PESHAWAR: Polio: donors unsatisfied with EPI results
By Our Correspondent
PESHAWAR, Sept 23: Donors have expressed concern over ‘low’ immunisation coverage of seven vaccine-preventable diseases in the NWFP and Fata and said that despite the availability of huge financial resources, the health department has failed to deliver.
Launched in 1976, the Expanded Programme on Immunisation (EPI) was turned into a full-fledged department in 1996. However, it has not yet delivered the desired results because of staff shortage, administrative bottlenecks and lack of resources to meet the target.
According to a WHO official, the overall immunisation coverage is stated to be above 80 per cent which is ‘always suspicious’. “EPI staff send false reports about the coverage,” he said.
About 1,100 EPI technicians in the NWFP and Fata are tasked with administering the vaccine to 5.5 million children below the age of five at the fixed centres, besides approaching people door to door.
“However, the EPI staff do not have vehicles to reach far-flung areas. They have to travel on foot which is not an easy task,” said the official. “Besides, lack of awareness among the parents regarding the importance of the vaccination is also a big impediment,” he added.
“Worse is the case of Fata where male technicians are not allowed to visit the houses while the EPI is devoid of the services of female technicians,” he said.
In order to increase the coverage, the WHO launched Polio Eradication Initiative (PEI) in 1994 and ran special immunisation campaigns.
Till 2001, there were five National Immunisation Days (NIDs), increased to eight in 2002, while the fixed centres are used as backup.
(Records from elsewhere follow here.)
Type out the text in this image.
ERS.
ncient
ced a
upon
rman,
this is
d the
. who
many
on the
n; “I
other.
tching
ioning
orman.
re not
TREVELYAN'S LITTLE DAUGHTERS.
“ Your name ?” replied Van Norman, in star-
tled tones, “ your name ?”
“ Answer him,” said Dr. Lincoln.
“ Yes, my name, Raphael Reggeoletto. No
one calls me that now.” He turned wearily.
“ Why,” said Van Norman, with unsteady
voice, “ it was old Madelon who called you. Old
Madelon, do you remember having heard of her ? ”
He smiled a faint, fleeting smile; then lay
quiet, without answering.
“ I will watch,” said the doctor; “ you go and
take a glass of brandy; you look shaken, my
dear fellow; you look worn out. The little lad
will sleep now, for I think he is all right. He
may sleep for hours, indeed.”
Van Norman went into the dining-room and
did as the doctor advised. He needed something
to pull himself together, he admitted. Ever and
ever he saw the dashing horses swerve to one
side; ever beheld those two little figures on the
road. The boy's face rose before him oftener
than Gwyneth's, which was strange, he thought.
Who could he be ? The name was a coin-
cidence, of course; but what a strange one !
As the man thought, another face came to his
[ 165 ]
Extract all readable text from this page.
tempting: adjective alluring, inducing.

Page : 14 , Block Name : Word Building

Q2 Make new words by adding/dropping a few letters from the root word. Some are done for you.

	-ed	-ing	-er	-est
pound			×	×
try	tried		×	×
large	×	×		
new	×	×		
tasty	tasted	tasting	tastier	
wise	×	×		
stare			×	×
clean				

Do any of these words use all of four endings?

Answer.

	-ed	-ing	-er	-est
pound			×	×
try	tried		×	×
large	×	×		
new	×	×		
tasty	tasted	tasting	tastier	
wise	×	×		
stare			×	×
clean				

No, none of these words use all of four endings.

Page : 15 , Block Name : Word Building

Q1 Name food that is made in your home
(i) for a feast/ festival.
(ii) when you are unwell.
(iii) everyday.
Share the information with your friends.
On a single campaign, the donor agencies spend an amount of Rs35 million on hiring of staff to work for three days, while a fourth day is reserved for special immunisation activities to vaccinate those who could not be reached during the first three days.
“Some of the EPI centres do not have any technicians while others only have the services of three to four,” said the WHO official.
He also called for doing away with political interference in the transfer and posting of EPI technicians. “It is the politicians who call the shots and EDOs (health) have no power to post or transfer technicians, which is casting a negative effect on the EPI campaign,” he said.
Meanwhile, the health department has received Rs337.6 million under the Global Alliance for Vaccines and Immunisation (Gavi) programme, launched by Bill Gates of the Microsoft and his wife Melinda Gates. However, the coverage is yet to improve.
Under the Gavi, the department is supposed to appoint 157 new technicians to cope with the increasing workload, besides establishing 337 new EPI centres, but they are still non-existent.